RDC: «La question relative au recensement ne concerne pas uniquement l’UDPS, c’est une question d’intérêt national (dixit Télé Bantapi)

Lors de son intervention à LIBERTÉ PLUS, dans sa seconde partie, monsieur Télé Bantapi, directeur du cabinet adjoint du ministre de la santé et Secrétaire National Adjoint de l’UDPS en charge de Santé et Secourisme, a émis un point de vue sur 2 questions ci-dessous à savoir: – la répartition des postes ministériels et le recensement des populations.

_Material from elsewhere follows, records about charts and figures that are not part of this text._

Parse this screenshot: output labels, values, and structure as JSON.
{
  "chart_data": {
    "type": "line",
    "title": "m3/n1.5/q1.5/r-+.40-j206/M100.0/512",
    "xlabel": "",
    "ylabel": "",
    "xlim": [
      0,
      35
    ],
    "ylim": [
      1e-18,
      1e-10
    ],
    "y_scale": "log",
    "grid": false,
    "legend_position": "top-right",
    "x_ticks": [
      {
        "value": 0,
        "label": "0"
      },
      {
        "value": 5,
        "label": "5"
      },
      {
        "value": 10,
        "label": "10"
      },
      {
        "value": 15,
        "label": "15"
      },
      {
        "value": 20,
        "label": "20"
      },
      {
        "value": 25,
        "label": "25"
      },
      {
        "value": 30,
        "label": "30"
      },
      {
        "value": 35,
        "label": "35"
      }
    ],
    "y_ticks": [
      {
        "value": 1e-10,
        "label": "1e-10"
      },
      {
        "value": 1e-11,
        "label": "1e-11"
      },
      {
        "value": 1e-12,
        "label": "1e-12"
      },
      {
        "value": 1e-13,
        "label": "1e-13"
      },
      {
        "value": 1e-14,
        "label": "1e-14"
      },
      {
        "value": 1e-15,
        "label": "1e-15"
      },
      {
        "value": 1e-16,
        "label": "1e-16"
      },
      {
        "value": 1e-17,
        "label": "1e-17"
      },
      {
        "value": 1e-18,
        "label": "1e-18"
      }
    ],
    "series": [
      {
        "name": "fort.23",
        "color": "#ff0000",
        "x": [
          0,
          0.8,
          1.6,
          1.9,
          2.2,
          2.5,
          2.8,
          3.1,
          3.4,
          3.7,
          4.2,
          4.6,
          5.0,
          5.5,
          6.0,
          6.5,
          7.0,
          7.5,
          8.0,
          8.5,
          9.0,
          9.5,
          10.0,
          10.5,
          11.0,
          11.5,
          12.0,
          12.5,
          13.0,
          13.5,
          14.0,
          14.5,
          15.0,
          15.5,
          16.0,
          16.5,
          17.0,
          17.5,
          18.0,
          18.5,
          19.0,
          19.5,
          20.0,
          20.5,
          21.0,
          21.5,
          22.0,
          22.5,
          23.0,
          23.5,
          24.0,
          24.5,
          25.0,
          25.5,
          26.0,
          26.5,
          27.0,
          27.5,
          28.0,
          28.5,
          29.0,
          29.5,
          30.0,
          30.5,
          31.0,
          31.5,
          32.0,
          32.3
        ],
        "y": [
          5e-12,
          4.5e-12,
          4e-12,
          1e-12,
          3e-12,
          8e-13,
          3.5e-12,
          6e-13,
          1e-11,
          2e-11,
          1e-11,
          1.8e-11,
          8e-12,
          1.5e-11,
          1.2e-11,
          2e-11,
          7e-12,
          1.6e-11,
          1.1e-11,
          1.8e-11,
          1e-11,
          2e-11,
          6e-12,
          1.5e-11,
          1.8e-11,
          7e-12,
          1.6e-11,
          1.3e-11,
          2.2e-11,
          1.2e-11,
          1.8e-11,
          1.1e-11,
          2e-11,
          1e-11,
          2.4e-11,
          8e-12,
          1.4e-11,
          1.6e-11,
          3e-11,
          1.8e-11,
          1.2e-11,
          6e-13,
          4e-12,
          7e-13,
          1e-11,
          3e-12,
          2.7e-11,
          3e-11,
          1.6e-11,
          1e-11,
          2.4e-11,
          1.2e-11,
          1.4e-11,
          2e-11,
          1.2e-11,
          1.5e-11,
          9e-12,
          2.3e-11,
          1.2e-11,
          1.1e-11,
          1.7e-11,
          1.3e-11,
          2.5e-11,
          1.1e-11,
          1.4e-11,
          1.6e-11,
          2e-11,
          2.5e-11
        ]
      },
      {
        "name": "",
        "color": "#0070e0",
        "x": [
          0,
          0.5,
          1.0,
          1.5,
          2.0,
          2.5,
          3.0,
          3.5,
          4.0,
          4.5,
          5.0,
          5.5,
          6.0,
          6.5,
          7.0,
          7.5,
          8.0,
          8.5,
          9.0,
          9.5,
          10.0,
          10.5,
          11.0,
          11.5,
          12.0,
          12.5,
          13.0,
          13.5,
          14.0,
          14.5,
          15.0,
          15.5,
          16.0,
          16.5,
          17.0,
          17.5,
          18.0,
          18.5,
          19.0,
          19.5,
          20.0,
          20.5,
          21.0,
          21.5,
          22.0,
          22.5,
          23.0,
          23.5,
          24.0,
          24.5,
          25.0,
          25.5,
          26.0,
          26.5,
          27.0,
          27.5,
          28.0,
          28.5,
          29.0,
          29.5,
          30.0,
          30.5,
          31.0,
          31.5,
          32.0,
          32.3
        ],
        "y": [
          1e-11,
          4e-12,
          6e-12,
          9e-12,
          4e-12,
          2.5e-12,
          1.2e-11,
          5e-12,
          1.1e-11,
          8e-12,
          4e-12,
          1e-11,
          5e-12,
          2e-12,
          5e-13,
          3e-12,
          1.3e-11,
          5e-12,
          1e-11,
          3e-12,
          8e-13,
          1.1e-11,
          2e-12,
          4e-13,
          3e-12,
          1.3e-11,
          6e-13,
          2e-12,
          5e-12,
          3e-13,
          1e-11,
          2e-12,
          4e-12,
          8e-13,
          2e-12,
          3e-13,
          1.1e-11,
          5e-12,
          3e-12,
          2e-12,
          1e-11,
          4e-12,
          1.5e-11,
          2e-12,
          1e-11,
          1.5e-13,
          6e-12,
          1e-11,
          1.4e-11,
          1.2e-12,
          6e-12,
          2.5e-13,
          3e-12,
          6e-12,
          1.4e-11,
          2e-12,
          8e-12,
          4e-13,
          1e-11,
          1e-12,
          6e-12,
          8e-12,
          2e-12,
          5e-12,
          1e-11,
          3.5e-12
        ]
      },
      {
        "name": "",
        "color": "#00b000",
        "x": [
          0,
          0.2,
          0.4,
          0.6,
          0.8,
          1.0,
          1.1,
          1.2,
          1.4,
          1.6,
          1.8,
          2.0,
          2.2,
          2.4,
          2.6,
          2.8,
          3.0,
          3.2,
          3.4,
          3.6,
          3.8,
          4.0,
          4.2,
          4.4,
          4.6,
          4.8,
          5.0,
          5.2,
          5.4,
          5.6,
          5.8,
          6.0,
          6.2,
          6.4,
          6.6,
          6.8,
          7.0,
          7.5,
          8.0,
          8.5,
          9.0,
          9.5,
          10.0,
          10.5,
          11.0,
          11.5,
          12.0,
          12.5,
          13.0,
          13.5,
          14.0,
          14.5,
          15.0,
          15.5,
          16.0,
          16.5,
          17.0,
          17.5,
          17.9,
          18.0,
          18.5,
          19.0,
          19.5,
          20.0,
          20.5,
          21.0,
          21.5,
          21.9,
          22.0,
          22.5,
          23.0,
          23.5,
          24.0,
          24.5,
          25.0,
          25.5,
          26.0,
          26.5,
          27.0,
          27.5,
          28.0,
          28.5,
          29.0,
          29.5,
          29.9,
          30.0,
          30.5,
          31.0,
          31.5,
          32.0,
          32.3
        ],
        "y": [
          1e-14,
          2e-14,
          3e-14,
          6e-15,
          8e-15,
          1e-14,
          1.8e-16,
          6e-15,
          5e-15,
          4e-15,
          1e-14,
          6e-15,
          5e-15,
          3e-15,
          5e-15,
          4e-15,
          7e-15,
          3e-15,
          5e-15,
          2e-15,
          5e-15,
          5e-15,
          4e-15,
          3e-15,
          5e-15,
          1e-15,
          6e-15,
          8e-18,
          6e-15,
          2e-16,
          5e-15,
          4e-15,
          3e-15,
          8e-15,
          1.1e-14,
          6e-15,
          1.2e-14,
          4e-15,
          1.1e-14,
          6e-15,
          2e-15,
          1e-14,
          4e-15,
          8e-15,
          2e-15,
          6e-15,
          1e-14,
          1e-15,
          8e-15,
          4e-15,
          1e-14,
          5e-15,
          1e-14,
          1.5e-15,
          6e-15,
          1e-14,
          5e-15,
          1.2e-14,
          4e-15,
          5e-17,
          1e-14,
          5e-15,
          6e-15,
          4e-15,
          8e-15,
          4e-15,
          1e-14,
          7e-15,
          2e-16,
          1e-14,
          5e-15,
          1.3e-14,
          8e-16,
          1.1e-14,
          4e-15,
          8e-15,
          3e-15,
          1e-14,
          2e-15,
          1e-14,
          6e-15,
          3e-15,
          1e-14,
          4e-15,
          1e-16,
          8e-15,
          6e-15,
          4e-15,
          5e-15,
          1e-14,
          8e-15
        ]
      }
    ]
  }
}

1°) En rapport à la répartition des postes ministériels, revenant sur la ration basée sur le poids numérique à l’Assemblée nationale, à raison de 8 députés pour 1 poste ministériel, monsieur Télé Bantapi estime que l’UDPS pouvait être exemptée de cette exigence, en considérant que la dynamique de l’Union Sacrée de la Nation est une initiative de SEM Félix A. TSHISEKEDI qui a tout concedé jusqu’à l’humiliation, et ce, depuis le début de son mandat en Janvier 2019. Et, la composante numérique à prendre en considération ici, c’est le Chef de l’État et non seulement l’UDPS.

À ce titre, a-t-il affirmé, le parti présidentiel peut bénéficier de la notion d’exception et disposer d’un peu plus de 4 postes ministériels dont elle a droit.

À mon sens, a poursuivi monsieur Télé Bantapi, compte tenu du contexte qui nous a amené à l’Union Sacrée de la Nation, le premier ministre, son excellence Jean Michel Sama Lukonde, qui détient la police des débats concernant la formation du gouvernement, peut exploiter notre réflexion pour conscientiser toute la classe politique sensée comprendre, ne fut-ce que par honnêteté scientifique, en mettant en exergue le bien-fondé du sens de l’autorité du Chef de l’État ainsi que le sacrifice humain consenti par l’UDPS pour parvenir à l’etape actuelle des choses.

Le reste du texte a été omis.